The end result is an aching reflection of both the challenges King has faced and the strengths he’s drawn on to make it through. On one of the album’s singles, “Blood on the Tracks,” he sings, “Bad luck’s gotten a hold’a me / But it ain’t takin’ me down.”
Just as Auerbach had certain writers in mind to co-write with King and himself for the album, he also knew who he wanted to accompany King when tracking got underway at his Easy Eye Sound Studio. He called on drummer Chris St. Hilaire, bassist Nick Movshon and second guitarist Andy Gabbard, who also contributed backing vocals.
“He just knew that this combination of players would be the right fit,” King says.
“Man, they hit it off instantly,” Auerbach says with excitement in his voice. “They were so tight. They sounded like they’d been playing the songs for years on the day that we recorded, which was the first day Nick or Chris even heard them.”

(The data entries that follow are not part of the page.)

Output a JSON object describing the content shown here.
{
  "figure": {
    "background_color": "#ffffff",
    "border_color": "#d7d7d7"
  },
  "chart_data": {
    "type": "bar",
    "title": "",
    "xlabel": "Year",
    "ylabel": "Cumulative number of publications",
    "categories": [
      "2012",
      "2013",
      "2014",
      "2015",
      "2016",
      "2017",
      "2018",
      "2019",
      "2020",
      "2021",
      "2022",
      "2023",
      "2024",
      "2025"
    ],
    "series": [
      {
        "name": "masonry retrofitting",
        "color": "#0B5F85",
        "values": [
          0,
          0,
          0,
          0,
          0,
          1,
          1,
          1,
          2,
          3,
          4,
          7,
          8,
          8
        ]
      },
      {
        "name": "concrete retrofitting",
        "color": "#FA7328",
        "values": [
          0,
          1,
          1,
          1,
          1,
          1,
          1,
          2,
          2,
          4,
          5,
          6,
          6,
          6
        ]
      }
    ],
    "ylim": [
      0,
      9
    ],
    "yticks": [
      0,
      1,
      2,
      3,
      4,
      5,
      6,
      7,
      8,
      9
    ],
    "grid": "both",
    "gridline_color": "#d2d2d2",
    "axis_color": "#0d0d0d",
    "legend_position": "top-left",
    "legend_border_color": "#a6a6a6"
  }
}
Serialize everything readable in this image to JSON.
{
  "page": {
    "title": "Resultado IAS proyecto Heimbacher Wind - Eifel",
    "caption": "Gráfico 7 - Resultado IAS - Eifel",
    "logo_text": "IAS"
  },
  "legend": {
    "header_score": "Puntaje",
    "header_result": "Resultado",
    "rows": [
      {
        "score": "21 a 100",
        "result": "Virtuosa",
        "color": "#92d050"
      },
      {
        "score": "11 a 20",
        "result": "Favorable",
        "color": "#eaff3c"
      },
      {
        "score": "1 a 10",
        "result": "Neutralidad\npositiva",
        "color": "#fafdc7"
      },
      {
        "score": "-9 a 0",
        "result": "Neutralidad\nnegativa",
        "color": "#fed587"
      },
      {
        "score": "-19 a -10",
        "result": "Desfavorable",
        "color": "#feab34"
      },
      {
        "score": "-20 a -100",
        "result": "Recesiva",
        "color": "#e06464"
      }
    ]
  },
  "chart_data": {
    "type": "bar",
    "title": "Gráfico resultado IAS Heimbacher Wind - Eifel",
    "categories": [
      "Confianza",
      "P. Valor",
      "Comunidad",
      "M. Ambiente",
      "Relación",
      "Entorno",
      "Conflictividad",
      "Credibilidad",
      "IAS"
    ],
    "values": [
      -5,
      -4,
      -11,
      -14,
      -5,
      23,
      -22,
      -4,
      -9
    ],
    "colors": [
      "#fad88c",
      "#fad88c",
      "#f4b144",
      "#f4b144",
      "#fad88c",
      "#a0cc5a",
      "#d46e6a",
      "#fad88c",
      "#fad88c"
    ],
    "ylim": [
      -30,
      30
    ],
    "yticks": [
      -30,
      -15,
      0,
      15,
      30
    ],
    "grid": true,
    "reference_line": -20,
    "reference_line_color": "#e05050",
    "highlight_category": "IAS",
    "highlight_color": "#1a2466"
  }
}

The 11 tracks on Young Blood not only solidify King’s status as a budding guitar god, they showcase his soulful singing. “I think my voice came from my grandfather,” he says. “He had a real raspy voice, and I always really loved hearing my grandfather sing.”
With two successful collaborations under their belts, the odds are high King and Auerbach will work together again in the future.
“I love working with Marcus,” Auerbach says. “I’ll work with Marcus forever. He’s endlessly talented — and so genuine. That shit never goes out of style.”